Complete step-by-step solution:
Let $W$ be the work done required to stop the disc. We know from the work energy theorem that the work done is equal to the change in kinetic energy of a body. Let ${K_i}$ and ${K_f}$ be the initial and the final kinetic energies of the disc. So we have
$W = {K_f} - {K_i}$......... (1)
Now, since the disc has been stopped, its final kinetic energy must be zero. So we have
${K_f} = 0$..................(2)
We know that the rotational kinetic energy is given by
${K_R} = \dfrac{1}{2}I{\omega ^2}$....................................(3)
Since a disc rolls about the axis perpendicular to its plane and passing through its centre, so its moment of inertia is given by
$I = \dfrac{{M{R^2}}}{2}$
Substituting this in (3) we have
\[{K_R} = \dfrac{{M{R^2}{\omega ^2}}}{4}\]
\[{K_R} = \dfrac{{M{{\left( {\omega R} \right)}^2}}}{4}\] .........(4)
Assuming that the disc does not slip on the horizontal floor, we can have
$v = \omega R$
Substituting this in (4) we get
\[{K_R} = \dfrac{{M{v^2}}}{4}\] ......... (5)
Now, the translational kinetic energy is given by
\[{K_T} = \dfrac{1}{2}M{v^2}\] ......... (6)
As the disc is rolling as well as translating, so the total initial kinetic energy is given by
${K_i} = {K_R} + {K_T}$
Putting (5) and (6) in above equation, we have
${K_i} = \dfrac{{M{v^2}}}{4} + \dfrac{1}{2}M{v^2}$
$ \Rightarrow {K_i} = \dfrac{3}{4}M{v^2}$......... .................. (7)
Putting (2) and (7) in (1) we get’
$W = 0 - \dfrac{3}{4}M{v^2}$
$ \Rightarrow W = - \dfrac{3}{4}M{v^2}$......... ..................(8)
According to the question, the velocity of the centre of mass of the disc is
$v = 20cm/s$
$ \Rightarrow v = 0.2m/s$.........(9)
Also, the mass of the disc is given as
$M = 100kg$ .................. (10)
Putting (9) and (10) in (8) we get
\[W = - \dfrac{3}{4} \times 100 \times {0.2^2}\]
On solving we finally get
$W = - 3{\text{J}}$
Thus, the magnitude of the work done to stop the disc is equal to $3{\text{J}}$.

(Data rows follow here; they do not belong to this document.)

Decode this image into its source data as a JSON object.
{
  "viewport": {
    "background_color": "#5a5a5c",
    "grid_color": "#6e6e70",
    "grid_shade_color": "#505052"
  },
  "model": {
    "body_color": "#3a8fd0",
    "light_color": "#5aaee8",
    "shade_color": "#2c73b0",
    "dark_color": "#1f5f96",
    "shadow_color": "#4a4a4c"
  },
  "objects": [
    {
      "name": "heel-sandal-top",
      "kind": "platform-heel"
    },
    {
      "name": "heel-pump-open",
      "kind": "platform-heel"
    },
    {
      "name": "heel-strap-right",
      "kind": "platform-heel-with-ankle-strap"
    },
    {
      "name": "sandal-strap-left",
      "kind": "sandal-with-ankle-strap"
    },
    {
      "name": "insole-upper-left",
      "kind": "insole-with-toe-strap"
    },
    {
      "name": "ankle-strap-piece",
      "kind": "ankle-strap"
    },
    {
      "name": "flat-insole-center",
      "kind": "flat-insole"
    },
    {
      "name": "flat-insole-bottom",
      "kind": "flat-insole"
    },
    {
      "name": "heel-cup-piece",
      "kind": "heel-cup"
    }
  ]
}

Hence, the correct answer is option A.

Note: Do not forget that along with rolling, the disc is also translating forward. So the kinetic energy will have two components; rotational and kinetic. The negative sign of the work done shows that the force applied to stop the disc is opposite to the displacement of the disc.